In the next several decades, the health care community will have to prepare for sharply ramped-up service needs for older adults, including those with chronic mental conditions. In both younger and geriatric persons, bipolar disorder (BD) may be misdiagnosed or underdetected. Existing data suggest that standard medications may be useful, but clinicians need to consider and manage multiple medical and cognitive comorbidities when working with the elderly population. This slideshow provides an overview of key issues relevant to geriatric BD as it relates to comorbidity.
Physical illnesses are common in the elderly, with an average of 3 or 4 medical conditions. This population is particularly vulnerable to metabolic syndrome (up to 50%), hypertension (45% to 69%), diabetes mellitus (18% to 31%), and cardiovascular disease (9% to 49%) [see Reference 8 here] Cardiovascular comorbidity partially explains the increased rates of cerebrovascular disease in late-life BD, and vascular events may be etiologically involved in late-onset BD. Cardiovascular and other medical conditions probably arise from a combination of factors, including biological stressors inherent to BD (eg, inflammation, oxidative stress), lifestyle (eg, dietary habits, physical activity, substance use), and psychotropic medication exposure (eg, antipsychotics, mood stabilizers).
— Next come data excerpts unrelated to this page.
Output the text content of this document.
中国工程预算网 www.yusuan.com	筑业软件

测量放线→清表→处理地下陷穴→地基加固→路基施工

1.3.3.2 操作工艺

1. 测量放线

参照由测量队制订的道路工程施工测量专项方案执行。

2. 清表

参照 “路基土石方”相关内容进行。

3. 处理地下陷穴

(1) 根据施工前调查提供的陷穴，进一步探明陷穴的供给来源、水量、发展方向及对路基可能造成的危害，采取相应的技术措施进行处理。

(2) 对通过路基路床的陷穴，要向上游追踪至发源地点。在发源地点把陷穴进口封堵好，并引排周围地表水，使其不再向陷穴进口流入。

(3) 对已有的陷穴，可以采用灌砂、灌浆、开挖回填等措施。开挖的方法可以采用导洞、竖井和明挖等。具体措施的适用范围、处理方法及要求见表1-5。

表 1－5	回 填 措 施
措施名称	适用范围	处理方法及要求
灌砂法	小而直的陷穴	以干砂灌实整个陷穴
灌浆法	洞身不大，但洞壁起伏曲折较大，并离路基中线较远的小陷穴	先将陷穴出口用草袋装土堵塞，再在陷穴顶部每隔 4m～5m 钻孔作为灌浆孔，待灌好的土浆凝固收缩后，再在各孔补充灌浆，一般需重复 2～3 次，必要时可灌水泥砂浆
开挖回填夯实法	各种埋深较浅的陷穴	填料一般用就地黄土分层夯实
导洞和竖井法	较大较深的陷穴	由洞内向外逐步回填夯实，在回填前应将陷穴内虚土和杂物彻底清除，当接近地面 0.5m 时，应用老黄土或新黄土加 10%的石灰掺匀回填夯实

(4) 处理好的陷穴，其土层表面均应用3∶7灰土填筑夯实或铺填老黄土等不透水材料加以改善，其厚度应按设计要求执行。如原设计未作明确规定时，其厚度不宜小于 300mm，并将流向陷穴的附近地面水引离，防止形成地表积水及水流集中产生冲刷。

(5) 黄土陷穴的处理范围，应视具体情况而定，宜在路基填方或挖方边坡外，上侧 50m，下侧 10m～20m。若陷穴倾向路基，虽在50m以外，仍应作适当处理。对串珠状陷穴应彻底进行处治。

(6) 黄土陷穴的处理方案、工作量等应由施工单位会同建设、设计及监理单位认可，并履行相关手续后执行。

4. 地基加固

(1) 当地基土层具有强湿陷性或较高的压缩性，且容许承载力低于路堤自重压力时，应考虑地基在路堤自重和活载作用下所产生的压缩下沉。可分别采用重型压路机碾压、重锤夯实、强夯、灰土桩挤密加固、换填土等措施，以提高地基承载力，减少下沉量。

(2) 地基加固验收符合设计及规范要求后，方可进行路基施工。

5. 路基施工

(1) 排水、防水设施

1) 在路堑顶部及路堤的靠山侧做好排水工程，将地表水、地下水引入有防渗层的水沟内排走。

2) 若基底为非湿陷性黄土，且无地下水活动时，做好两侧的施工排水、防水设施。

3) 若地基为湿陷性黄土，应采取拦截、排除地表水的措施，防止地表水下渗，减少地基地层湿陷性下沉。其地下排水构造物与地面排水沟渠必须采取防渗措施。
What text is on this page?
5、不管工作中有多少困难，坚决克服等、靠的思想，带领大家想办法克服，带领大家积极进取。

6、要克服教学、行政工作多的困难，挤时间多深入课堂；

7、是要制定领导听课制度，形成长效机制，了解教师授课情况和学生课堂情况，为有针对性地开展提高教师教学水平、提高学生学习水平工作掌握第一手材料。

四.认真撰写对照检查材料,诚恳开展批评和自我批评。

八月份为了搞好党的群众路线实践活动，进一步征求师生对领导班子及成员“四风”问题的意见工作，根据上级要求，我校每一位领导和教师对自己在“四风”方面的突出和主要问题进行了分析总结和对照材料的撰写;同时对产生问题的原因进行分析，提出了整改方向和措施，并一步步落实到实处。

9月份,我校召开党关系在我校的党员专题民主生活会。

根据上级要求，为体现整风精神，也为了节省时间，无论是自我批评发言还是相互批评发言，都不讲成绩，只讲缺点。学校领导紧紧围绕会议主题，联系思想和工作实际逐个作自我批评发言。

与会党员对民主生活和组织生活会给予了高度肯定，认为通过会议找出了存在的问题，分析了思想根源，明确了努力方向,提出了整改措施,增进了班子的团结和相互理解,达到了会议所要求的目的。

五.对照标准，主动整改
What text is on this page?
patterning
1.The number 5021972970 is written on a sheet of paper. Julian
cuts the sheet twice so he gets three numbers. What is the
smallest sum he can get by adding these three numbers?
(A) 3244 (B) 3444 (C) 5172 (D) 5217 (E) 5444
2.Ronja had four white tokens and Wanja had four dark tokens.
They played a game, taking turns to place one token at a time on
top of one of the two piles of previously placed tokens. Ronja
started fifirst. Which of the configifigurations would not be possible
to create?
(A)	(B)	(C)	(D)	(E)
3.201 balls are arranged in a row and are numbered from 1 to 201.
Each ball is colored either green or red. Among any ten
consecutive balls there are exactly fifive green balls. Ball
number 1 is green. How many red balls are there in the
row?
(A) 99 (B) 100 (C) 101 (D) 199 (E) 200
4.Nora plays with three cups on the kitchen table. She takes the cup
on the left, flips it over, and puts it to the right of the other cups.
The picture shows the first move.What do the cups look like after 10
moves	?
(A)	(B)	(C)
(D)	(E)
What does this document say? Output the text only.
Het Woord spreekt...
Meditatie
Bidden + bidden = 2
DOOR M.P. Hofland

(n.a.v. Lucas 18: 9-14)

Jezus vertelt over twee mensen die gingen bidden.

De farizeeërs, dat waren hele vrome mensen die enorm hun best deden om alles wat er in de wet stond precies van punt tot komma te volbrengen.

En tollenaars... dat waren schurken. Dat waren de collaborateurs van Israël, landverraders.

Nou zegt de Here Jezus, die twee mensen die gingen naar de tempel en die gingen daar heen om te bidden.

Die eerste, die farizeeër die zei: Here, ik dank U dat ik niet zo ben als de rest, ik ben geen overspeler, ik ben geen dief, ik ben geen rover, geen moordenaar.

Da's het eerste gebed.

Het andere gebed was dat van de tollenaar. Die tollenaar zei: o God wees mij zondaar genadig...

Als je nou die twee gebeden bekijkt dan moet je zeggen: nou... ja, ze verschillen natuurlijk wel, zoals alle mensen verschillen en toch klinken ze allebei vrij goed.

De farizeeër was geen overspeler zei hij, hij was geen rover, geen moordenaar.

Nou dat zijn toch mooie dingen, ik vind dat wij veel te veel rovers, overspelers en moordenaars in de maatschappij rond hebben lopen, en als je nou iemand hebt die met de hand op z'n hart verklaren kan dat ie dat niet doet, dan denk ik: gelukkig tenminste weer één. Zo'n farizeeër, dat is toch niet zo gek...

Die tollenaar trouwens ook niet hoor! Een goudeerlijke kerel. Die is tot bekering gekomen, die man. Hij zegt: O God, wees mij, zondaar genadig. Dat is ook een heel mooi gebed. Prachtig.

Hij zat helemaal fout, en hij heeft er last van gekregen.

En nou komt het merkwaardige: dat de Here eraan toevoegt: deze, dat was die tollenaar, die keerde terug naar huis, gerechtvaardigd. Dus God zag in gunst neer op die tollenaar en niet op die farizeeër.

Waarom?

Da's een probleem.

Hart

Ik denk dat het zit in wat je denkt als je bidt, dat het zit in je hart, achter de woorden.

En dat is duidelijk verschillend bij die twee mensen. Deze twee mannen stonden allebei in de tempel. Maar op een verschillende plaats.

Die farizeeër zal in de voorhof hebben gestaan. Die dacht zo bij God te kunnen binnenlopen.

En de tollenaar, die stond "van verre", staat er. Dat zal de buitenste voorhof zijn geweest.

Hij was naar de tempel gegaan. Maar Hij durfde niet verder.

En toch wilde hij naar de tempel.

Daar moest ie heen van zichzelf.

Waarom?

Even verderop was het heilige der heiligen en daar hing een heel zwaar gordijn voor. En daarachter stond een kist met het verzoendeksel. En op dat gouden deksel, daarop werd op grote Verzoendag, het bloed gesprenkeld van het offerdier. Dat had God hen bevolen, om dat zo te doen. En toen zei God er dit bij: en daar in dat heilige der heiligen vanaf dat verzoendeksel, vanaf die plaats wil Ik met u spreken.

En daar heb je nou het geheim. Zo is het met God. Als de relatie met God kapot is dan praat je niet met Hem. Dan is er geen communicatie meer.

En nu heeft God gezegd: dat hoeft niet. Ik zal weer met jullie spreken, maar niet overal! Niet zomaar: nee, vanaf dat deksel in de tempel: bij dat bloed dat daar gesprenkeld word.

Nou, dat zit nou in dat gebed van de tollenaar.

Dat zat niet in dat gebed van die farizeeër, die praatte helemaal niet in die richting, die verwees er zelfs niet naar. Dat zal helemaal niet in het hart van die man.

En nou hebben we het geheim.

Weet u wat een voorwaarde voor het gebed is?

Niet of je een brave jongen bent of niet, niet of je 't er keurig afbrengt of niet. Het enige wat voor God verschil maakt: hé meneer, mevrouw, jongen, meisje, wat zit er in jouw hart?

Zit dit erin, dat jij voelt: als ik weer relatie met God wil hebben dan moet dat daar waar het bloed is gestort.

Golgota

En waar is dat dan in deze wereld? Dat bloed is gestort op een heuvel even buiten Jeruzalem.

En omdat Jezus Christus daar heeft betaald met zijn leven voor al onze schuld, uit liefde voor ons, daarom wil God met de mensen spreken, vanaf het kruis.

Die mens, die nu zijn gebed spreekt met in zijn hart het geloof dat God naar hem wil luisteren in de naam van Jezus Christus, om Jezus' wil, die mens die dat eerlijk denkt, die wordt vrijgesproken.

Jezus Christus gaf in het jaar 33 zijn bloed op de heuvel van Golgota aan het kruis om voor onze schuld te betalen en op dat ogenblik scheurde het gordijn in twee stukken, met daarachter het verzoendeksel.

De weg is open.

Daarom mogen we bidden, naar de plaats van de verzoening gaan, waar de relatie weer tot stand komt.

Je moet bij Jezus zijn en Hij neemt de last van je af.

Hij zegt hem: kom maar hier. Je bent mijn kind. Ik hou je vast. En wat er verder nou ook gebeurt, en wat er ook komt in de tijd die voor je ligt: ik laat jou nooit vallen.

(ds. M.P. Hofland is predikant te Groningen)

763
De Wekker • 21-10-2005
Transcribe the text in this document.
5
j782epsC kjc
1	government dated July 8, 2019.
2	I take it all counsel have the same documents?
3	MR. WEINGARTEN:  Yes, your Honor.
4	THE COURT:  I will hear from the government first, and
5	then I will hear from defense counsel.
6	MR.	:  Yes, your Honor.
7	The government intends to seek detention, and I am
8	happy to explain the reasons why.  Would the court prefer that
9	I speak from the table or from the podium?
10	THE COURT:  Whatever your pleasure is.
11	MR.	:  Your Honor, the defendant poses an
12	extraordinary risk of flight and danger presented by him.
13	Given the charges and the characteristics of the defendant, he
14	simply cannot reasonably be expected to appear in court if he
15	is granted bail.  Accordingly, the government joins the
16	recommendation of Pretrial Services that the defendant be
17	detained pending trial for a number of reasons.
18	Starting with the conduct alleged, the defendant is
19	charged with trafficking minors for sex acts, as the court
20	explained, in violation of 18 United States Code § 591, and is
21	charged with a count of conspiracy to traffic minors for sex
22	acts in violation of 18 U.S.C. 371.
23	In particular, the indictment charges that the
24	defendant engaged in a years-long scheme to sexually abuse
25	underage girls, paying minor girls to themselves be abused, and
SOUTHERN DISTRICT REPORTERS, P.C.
Interdisciplinary care with primary care physicians and medical specialists can help ensure regular screening, diagnosis, and treatment. For example, assessment of mood symptoms in elderly patients might start with a careful history taken from the patient and collaborative sources. Evaluation should focus on mood, anxiety, and cognitive and neuropsychiatric symptoms as well as on assessment for comorbidities, use of new medications or herbal/alternative supplements, and adherence to prescribed medications.
Cognitive dysfunction affects many older BD patients, and it is often associated with functional disability. Although impairment exists in multiple domains, including attention, executive function, processing speed, working memory, and verbal memory, it is unclear whether dysfunction is comparatively more severe in older BD patients. As with medical comorbidity, cognitive dysfunction has a number of causes in BD, including inflammatory and oxidative processes. Medications with higher anticholinergic burden may be a contributing factor (eg, certain antipsychotics), as may be substance use and cardiovascular disease.
Clinical presentation of geriatric BD must be interpreted cautiously, since most study samples are cross-sectional and are probably survivor cohorts. Existing therapies (eg, cholinesterase inhibitors) have not been effective in treating cognitive dysfunction, although lithium may be a therapeutic candidate. Clinicians could start by using treatments with both large-scale randomized controlled trial (RCT) evidence in adults and some data in older adults, followed by medication with evidence of fewer risks. Conclusions and treatment recommendations based on the extant literature must be tempered with consideration.
Psychiatric comorbidities are less common in geriatric patients with BD than in younger adults with BD. Since there are higher rates of familial transmission in early-onset cases and late-onset cases are usually more associated with neurological comorbidity, it is possible that early-onset BD and the late onset variant are different illnesses. Clinical presentation and course of illness in later life also vary. Older patients may have more severe depressive episodes and less severe manic episodes than younger patients.